Influences on the holiday

Sunday, December 11, 2011

(Photo)
If you read last week's column, you now know the basic roots of our modern Christmas holiday.

However, we now need to look at the influences that have made it into what it is today.

In the 1600s (time of the Puritans), Christianity underwent many reforms.

The basic viewpoints of religion became more strict and because of this, daily rituals were often reevaluated for their religious worth.

Most anything that was fun, was discarded for its lack in the glorification of God ... celebrations were no exception, and therefore, most were done away with ... because of the Puritans, we had a time where Christmas was against the law.

They, the Puritans, actually levied a 5-shilling fine for anyone who celebrated Christmas and was not working.

For them, Christmas décor graced the town only if you happened to be wearing red or green while you were in the stocks. Imagine the chaos if someone actually tried to outlaw Christmas today ... Oliver Cromwell did in 1645, and so did the city of Boston from 1659-81 -- and we talk about the lack of reverence for the holiday.

During the 19th Century, there was an expanding divide between the social classes -- sound familiar? New York actually had to institute a police force in response to Christmas riots since people were becoming so upset about the disparity between the social classes. Oh, and all the fine Congressmen we have today, who allegedly claim that there is a "war" on Christmas (check out the cable news channels for this one), and that Christmas has long standing traditions dating back to our forefathers? The old Congresses met and legislated on Christmas Day and did so for more than 60 years -- because it wasn't important enough for them to spend it in reverence.

Of course today, many people's biggest goals are to appear more filial, religious and patriotic than everybody else. I'm a little surprised that it hasn't been suggested to add "Christ" as a prefix to every holiday.

It was during the 1800s that the holiday changed from the raucous celebration to a family oriented holiday. Families realized that strict discipline was not the best way of raising children and instead, opted for love and affection.

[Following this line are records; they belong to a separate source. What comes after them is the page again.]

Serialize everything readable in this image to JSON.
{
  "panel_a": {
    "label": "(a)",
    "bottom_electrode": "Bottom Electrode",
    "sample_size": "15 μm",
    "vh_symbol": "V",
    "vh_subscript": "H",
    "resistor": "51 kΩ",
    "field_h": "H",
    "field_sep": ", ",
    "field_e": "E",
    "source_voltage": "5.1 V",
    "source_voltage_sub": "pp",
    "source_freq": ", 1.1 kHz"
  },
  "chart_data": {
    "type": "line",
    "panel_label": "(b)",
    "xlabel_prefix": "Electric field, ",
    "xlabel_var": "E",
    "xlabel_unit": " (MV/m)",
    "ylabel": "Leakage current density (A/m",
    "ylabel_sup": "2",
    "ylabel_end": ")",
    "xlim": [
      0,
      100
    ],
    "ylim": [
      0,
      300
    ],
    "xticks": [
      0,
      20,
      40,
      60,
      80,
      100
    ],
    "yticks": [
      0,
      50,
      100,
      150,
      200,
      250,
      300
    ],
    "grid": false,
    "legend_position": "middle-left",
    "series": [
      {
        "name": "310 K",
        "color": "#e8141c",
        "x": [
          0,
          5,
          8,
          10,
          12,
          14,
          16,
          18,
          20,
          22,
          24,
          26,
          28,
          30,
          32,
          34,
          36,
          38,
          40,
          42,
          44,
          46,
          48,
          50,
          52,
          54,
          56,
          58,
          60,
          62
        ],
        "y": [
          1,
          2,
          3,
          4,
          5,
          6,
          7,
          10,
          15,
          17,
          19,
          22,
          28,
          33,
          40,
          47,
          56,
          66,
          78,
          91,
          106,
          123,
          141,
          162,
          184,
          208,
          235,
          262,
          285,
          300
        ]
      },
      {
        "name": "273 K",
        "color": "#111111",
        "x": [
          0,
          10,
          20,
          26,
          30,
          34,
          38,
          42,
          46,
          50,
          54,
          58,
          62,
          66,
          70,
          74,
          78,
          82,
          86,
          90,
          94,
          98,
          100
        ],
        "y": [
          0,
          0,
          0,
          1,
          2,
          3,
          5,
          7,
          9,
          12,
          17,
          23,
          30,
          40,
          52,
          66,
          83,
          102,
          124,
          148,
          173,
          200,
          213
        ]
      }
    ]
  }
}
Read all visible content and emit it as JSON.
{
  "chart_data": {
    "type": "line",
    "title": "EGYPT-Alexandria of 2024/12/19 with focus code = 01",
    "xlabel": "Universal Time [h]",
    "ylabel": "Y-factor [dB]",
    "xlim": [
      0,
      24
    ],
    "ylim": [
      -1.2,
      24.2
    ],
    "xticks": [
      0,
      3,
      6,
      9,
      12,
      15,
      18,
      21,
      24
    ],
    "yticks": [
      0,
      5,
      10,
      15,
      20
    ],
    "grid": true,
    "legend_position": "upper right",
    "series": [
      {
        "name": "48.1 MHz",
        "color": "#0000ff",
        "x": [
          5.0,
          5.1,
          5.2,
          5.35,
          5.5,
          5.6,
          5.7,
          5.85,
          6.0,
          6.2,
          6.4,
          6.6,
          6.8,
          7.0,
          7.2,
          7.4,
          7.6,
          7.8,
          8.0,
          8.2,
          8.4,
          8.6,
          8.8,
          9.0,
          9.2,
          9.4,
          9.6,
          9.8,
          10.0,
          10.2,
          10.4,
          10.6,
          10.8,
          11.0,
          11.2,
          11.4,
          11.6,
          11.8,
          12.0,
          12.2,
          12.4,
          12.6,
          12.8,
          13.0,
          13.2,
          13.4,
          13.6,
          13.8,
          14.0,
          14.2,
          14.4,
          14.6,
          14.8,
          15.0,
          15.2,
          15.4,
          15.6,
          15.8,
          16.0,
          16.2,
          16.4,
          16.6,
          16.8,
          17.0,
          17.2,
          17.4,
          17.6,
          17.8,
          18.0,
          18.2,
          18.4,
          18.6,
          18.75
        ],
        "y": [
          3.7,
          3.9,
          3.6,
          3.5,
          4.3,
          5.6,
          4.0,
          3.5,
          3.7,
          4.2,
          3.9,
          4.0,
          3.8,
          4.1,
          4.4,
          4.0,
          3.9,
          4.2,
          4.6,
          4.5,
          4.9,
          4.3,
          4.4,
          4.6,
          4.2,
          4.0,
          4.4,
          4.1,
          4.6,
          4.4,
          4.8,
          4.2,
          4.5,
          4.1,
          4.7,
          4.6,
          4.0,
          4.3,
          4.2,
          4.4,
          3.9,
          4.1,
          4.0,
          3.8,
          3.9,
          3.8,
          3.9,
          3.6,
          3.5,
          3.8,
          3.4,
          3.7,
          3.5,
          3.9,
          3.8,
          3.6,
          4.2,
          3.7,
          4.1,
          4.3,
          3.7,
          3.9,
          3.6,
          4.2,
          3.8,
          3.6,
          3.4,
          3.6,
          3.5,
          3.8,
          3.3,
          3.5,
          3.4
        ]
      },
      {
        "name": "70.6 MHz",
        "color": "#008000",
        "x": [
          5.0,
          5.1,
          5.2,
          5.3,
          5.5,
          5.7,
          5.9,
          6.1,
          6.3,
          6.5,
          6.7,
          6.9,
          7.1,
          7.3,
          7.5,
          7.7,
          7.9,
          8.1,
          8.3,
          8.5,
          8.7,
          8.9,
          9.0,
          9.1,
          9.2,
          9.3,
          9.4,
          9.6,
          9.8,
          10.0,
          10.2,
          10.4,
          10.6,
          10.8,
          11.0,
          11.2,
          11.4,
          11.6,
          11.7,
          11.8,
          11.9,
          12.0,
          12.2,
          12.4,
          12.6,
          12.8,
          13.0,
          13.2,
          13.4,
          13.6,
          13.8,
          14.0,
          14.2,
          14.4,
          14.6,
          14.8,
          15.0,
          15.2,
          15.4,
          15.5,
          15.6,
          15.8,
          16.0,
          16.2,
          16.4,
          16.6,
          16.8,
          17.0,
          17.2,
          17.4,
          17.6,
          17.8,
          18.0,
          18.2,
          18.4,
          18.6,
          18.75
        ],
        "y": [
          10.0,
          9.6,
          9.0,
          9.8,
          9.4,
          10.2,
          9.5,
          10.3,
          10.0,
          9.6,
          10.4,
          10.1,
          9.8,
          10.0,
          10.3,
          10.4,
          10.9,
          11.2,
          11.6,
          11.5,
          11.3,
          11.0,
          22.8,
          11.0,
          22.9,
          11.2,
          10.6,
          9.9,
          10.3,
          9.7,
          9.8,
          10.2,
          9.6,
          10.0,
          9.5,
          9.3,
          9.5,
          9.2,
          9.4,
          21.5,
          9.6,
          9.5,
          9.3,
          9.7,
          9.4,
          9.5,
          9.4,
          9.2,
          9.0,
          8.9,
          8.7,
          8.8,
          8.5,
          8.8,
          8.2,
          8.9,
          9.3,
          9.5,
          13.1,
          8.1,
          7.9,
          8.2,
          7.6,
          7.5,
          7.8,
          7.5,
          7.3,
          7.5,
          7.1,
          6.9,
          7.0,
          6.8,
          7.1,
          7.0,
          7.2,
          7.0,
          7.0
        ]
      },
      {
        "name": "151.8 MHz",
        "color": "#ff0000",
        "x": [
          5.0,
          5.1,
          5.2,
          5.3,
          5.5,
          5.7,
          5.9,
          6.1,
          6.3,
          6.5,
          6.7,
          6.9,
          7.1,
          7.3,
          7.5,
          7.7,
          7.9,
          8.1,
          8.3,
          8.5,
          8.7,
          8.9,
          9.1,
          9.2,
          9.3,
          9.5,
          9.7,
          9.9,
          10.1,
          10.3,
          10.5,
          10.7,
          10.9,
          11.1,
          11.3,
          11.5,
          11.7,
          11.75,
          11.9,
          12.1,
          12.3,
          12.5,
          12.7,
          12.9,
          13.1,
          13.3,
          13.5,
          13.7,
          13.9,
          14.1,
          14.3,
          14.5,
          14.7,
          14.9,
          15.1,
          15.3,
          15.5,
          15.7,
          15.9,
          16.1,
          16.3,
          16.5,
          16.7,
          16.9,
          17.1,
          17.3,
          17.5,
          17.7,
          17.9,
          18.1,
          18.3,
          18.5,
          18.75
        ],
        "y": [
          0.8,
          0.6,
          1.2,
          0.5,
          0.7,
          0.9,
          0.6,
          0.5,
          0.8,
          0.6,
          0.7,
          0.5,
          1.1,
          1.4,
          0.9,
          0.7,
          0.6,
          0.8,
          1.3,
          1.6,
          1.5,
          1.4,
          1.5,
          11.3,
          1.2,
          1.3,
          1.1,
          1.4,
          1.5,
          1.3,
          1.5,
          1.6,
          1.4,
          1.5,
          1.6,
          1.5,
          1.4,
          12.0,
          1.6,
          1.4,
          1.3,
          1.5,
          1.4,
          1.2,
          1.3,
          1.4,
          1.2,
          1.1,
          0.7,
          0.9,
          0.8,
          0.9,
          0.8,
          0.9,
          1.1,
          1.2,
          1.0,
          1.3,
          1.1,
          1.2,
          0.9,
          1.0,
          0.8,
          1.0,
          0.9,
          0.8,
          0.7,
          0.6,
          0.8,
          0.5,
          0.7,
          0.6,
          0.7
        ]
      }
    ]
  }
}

The children took the forefront and the lavishing of gifts on the children was accepted during the holiday and was no longer considered "spoiling the child."

In my admiration for the power of literature, the Christmas card was born and contained these words: "A Merry Christmas and a Happy New Year to you."

This greeting is still the number one sentiment on Christmas cards today.

The soft glowing scenes of Christmas that are so familiar to us, are thanks, in part, of the Montgomery Ward Company and artists such as Norman Rockwell.

We may as well give a thank you to Washington Irving and Charles Dickens too for the endearing descriptions that helped to shape our current form of Christmas (can you hear all the middle school teachers saying, "I told you so," under their breath?).

Speaking of Dickens, I just attended Beef and Boards, "A Christmas Carol," with North Clay Middle School. What an amazing trip.

Aside from the opportunity for students to be part of an elegant cultural experience, they get to witness one of the best and truest moral lessons in literary history. It is so hard to not get choked up when you see the remorse and regret in Scrooge when he realizes that Tiny Tim isn't going to survive. It isn't the same as reading the book -- it's better; it's real; it's wonderful.

I would like to point out that I may have made a mistake in my previous column. According to Snopes.com, the "X" used commonly in Christmas is not an altered sign of the cross. They say that it stems from the Greek letter "chi" and this is represented by a symbol similar to the letter "X."

According to them, Xian is also sometimes used as an abbreviation of the word Christian. I have heard both explanations.

A professor of mine at ISU, and he studied at IU, claimed that it was the mark of the cross.

I prefer to believe him, but I apologize if I am wrong.